The community edition (what this guide deploys) includes unlimited apps, all LLM provider integrations, full RAG pipeline tooling, visual workflow editor, agent builder, API publishing, and team collaboration. Enterprise features that require a commercial license even on self-hosted: SSO/SAML integration, audit logs, custom models at organization level, granular role-based access control beyond admin/member, and SLA support. For most teams building internal AI applications, the community edition covers everything.
Yes. In Settings → Model Provider, select Ollama and enter your Ollama server URL (e.g. `http://your-ollama-server:11434`). Dify will discover the models available on that Ollama instance. If Ollama runs on the same Docker network, use `http://ollama:11434`. If it runs on a separate server, use the external IP. Local Ollama models can be used in any Dify app, workflow, or RAG pipeline, including as the embedding model for knowledge bases.
Open WebUI's RAG is per-conversation: you upload a document in a chat session, it gets indexed into ChromaDB, and you query it in that conversation. Dify's Knowledge Base is a persistent, shared resource: you create named knowledge bases (indexing documents once), and any number of apps across your workspace can query those knowledge bases. Dify also gives you control over chunking strategy, embedding model selection, retrieval mode (semantic, keyword, or hybrid), and reranking, making it suitable for production RAG pipelines, not just personal document chat.

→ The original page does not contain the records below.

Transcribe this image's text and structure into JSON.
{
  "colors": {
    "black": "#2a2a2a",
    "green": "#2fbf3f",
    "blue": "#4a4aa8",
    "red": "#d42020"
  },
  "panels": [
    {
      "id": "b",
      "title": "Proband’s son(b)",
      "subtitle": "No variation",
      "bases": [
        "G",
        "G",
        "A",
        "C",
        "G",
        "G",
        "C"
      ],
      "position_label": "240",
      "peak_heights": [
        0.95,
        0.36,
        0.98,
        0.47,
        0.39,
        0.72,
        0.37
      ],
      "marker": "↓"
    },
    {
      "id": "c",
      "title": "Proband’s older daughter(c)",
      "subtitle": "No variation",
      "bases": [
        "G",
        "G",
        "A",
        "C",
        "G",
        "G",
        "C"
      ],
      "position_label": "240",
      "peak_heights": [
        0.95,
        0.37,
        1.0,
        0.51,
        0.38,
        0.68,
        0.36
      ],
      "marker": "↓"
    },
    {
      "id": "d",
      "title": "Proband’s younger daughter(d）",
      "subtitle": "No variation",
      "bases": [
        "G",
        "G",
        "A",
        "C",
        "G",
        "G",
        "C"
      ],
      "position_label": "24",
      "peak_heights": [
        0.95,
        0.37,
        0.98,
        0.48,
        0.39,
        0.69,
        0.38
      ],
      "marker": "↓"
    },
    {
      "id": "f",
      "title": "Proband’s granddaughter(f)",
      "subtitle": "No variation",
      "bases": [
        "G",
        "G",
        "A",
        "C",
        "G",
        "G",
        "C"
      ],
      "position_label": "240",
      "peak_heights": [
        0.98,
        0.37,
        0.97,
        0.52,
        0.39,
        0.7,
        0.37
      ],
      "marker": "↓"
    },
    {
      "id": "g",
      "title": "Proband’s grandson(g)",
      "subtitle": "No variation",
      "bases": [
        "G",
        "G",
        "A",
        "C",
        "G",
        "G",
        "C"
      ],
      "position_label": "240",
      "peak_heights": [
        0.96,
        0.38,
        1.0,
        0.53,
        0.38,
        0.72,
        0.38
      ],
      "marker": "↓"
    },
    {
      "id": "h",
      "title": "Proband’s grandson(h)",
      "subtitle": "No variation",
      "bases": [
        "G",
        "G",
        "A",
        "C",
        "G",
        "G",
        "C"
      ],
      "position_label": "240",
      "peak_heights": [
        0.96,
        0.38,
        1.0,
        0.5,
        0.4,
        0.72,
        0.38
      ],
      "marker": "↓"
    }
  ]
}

Yes, with caveats. Dify's published apps can be embedded as a chat widget or exposed via a public URL without requiring users to log in. This is designed for customer-facing chatbots. The API keys for your LLM providers are stored server-side and never exposed to end users. Rate limiting for published apps is configurable. What you should not expose publicly: the Dify admin console (`/console`), which should be restricted to your team via IP allowlist in Caddy or by putting it on an internal VPN. The `ai.yourdomain.com/console` path should only be accessible to admins.
Common mistakes and fixes
Dify setup wizard doesn't appear; shows 'Installation Failed'.
The API service didn't complete its database migrations before the web frontend started. Check: `docker compose logs dify-api --tail 50`. If you see 'database does not exist', confirm that `DB_DATABASE: dify` matches what PostgreSQL actually created. The `db` service uses `POSTGRES_DB: dify`, so they must match. If migrations are stuck, restart services in order: `docker compose restart db && sleep 10 && docker compose restart redis weaviate && sleep 10 && docker compose restart dify-api && sleep 15 && docker compose restart dify-worker dify-web`.
Weaviate container exits with 'CLUSTER_HOSTNAME not set'.
Add `CLUSTER_HOSTNAME: node1` to the weaviate service environment in your docker-compose.yml. Weaviate also requires `QUERY_DEFAULTS_LIMIT: 25` and `AUTHENTICATION_ANONYMOUS_ACCESS_ENABLED: 'true'` for the standard self-hosted open setup. Without these, Weaviate will exit or refuse connections from Dify's API.
Code execution in workflows fails with 'sandbox connection refused'.
The `dify-sandbox` container must be reachable from `dify-api` at `http://sandbox:8194`. Ensure both services are on the same Docker network (`dify_net`). The sandbox also requires `GIN_MODE: release` and `WORKER_TIMEOUT: 15` environment variables. Omitting them causes silent failures. Check sandbox status: `docker compose logs dify-sandbox --tail 20`.